La PACES est une occasion manquée qui ne résout pas le vrai problème des études médicales : celui des grands nombres. La réforme va entraîner un minimum de 10 % d'étudiants supplémentaires, persuadés qu'ils ont plus de chances de réussir, alors que le nombre de places à l'ensemble des concours ne va pas augmenter. Les candidats attendent tous d'être traités de la même façon. Or, les conditions d'enseignement ne pourront pas être les mêmes, ne serait-ce qu'à cause de la nature des locaux. Les étudiants continueront d'être des centaines dans un amphithéâtre, parfois face à un écran de vidéoprojection, ou recevront un DVD. Ils seront 50 en TD (si on peut encore appeler cela TD...). Le nombre de groupes de travaux dirigés sera tellement élevé dans certaines facultés (100 à Paris-Descartes) que les disponibilités des enseignants et des salles pourraient conduire à une réduction de leur durée ou à leur remplacement par des séances en amphi, à condition qu'il y en ait de libres. Que restera-t-il du rôle fondamental des TD dans la préparation du concours ? Il restera toujours les institutions privées, pour ceux qui en ont les moyens. Bref, ces conditions n'auront rien de comparables avec celles dans lesquelles se trouvent les élèves des classes  préparatoires scientifiques, bien encadrés et entraînés... Il faut ajouter que les enseignants auront encore moins de temps pour travailler à leurs enseignements et à leur recherche.

Que préconisez-vous ?

Une meilleure orientation dès le lycée et à l'entrée de l'université. À Paris-Descartes, 38 % des étudiants qui ont passé le concours de PCEM1 pour la première fois en 2008 ont obtenu une moyenne inférieure à 5/20. Parmi eux, 10 % ont encore obtenu en 2009, après avoir redoublé, moins de 8/20. Un vrai gâchis... Il faut dire aux parents : « Vos enfants perdent leur temps. Laissez-nous regarder leur niveau avant qu'ils ne s'engagent dans une voie qui n'est pas faite pour eux. » On prétend que jamais les étudiants n'accepteront une étude de leur dossier avant inscription. Est-ce bien sûr ?
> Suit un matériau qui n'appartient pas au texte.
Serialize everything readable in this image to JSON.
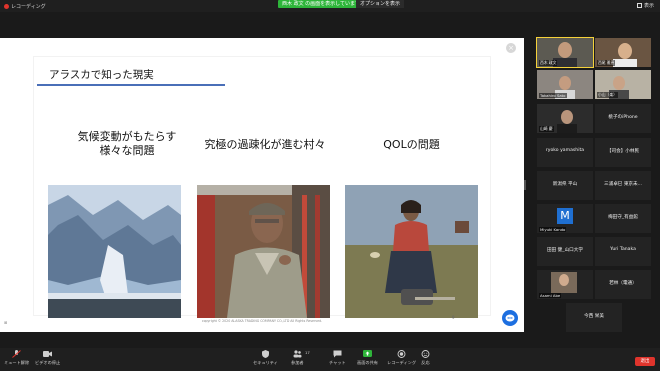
{
  "topbar": {
    "recording_label": "レコーディング",
    "share_banner": "西木 政文 の画面を表示しています",
    "view_options": "オプションを表示",
    "view_label": "表示"
  },
  "slide": {
    "title": "アラスカで知った現実",
    "col1_line1": "気候変動がもたらす",
    "col1_line2": "様々な問題",
    "col2": "究極の過疎化が進む村々",
    "col3": "QOLの問題",
    "copyright": "copyright © 2020 ALASKA TRADING COMPANY CO.,LTD All Rights Reserved.",
    "page_number": "9"
  },
  "participants": [
    {
      "name": "西木 政文",
      "video": true
    },
    {
      "name": "西尾 雅恵",
      "video": true
    },
    {
      "name": "Takahiro Sato",
      "video": true
    },
    {
      "name": "小山（楽）",
      "video": true
    },
    {
      "name": "山崎 慶",
      "video": true
    },
    {
      "name": "桃子のiPhone",
      "video": false
    },
    {
      "name": "ryoko yamashita",
      "video": false
    },
    {
      "name": "【司会】小林民",
      "video": false
    },
    {
      "name": "新潟県 平山",
      "video": false
    },
    {
      "name": "三浦卓巳 東京未...",
      "video": false
    },
    {
      "name": "Miyuki Kando",
      "video": false,
      "avatar_letter": "M"
    },
    {
      "name": "梅田守_有益館",
      "video": false
    },
    {
      "name": "田田 健_山口大学",
      "video": false
    },
    {
      "name": "Yuri Tanaka",
      "video": false
    },
    {
      "name": "Asami Abe",
      "video": true
    },
    {
      "name": "若林（電通）",
      "video": false
    },
    {
      "name": "今西 栄美",
      "video": false
    }
  ],
  "toolbar": {
    "mute": "ミュート解除",
    "video": "ビデオの停止",
    "security": "セキュリティ",
    "participants": "参加者",
    "participants_count": "17",
    "chat": "チャット",
    "share": "画面の共有",
    "record": "レコーディング",
    "reactions": "反応",
    "end": "退出"
  },
  "colors": {
    "share_green": "#2eb53a",
    "record_red": "#e0342c",
    "accent_blue": "#1d6fe0",
    "title_underline": "#4a6fb8"
  }
}
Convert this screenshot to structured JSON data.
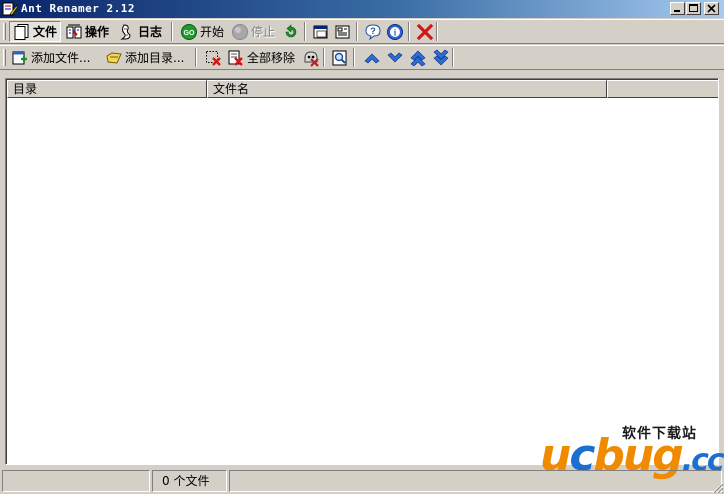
{
  "window": {
    "title": "Ant Renamer 2.12",
    "controls": [
      "minimize",
      "maximize",
      "close"
    ]
  },
  "toolbar1": {
    "tabs": [
      {
        "icon": "files-icon",
        "label": "文件",
        "active": true
      },
      {
        "icon": "actions-icon",
        "label": "操作",
        "active": false
      },
      {
        "icon": "log-icon",
        "label": "日志",
        "active": false
      }
    ],
    "start_label": "开始",
    "stop_label": "停止",
    "icons": [
      "undo-icon",
      "window-icon",
      "options-icon",
      "help-icon",
      "about-icon",
      "exit-icon"
    ]
  },
  "toolbar2": {
    "add_files_label": "添加文件...",
    "add_folders_label": "添加目录...",
    "remove_all_label": "全部移除",
    "icons": [
      "remove-selected-icon",
      "remove-all-icon",
      "remove-dead-icon",
      "preview-icon",
      "move-up-icon",
      "move-down-icon",
      "move-top-icon",
      "move-bottom-icon"
    ]
  },
  "list": {
    "columns": [
      "目录",
      "文件名"
    ],
    "rows": []
  },
  "statusbar": {
    "file_count": "0 个文件"
  },
  "watermark": {
    "slogan": "软件下载站",
    "logo": "ucbug.cc"
  },
  "colors": {
    "face": "#d4d0c8",
    "title_start": "#0a246a",
    "title_end": "#a6caf0",
    "watermark_orange": "#f08a00",
    "watermark_blue": "#1c6fd1"
  }
}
La PACES est prévue pour faciliter les réorientations vers les autres filières...

La PACES prévoit 15 % de réorientés à l'issue du premier semestre. C'est insuffisant ! Ce chiffre est loin des 38 % d'étudiants en dessous de 5/20. Mais si le président de l'université Paris-Descartes réorientait ces 38 %, il les mettrait où ? En sciences, alors qu'ils n'ont pas les bases suffisantes ? De toute façon, seuls 14 % de ceux qui ont échoué à l'issue de leur première P1 ont choisi volontairement de partir en licence scientifique en 2008. Cette réorientation nécessite une remise à niveau. Ce n'est pas opérationnel.

Réforme des études médicales : l'appel des mandarins

Réformer la première année, c'est bien. Réformer l'ensemble des études médicales, c'est mieux. 12 médecins* reconnus ont signé un appel, lancé par le docteur généraliste Philippe Presles, en faveur de la refonte du cursus. En premier lieu, ils réclament plus de pratique, et ce dès la deuxième année (avec les moyens ad hoc). Ils se déclarent également favorables à une évaluation continue tout au long des études, voire au-delà, ainsi qu'un tronc commun interdisciplinaire ou une meilleure formation à la prévention et aux technologies de pointe.

* Cancérologie : Dr Thierry Dorval (Institut Curie). Cardiologie : Pr Daniel Thomas (Pitié-Salpêtrière). Chirurgie digestive : Pr Yves Panis (Beaujon). Chirurgie vasculaire et angiologie : Pr Jean-Pierre Becquemin (Henri-Mondor). Gynécologie-obstétrique : Pr Émile Darai (Tenon). Médecine générale : Pr Max Budowski (Paris 7). Médecine générale et échographie : Dr Olivier Walusinski (Brou, Perche). Médecine générale, éthique de santé et tabacologie : Dr Philippe Presles (Paris). Neurologie : Pr Olivier Lyon-Caen (Pitié-Salpêtrière). Pneumologie : Pr Charles-Hugo Marquette (Nice). Psychiatrie : Dr Paul Bensussan (expert DSM-IV, Versailles). Urologie : Pr Olivier Traxer (Tenon).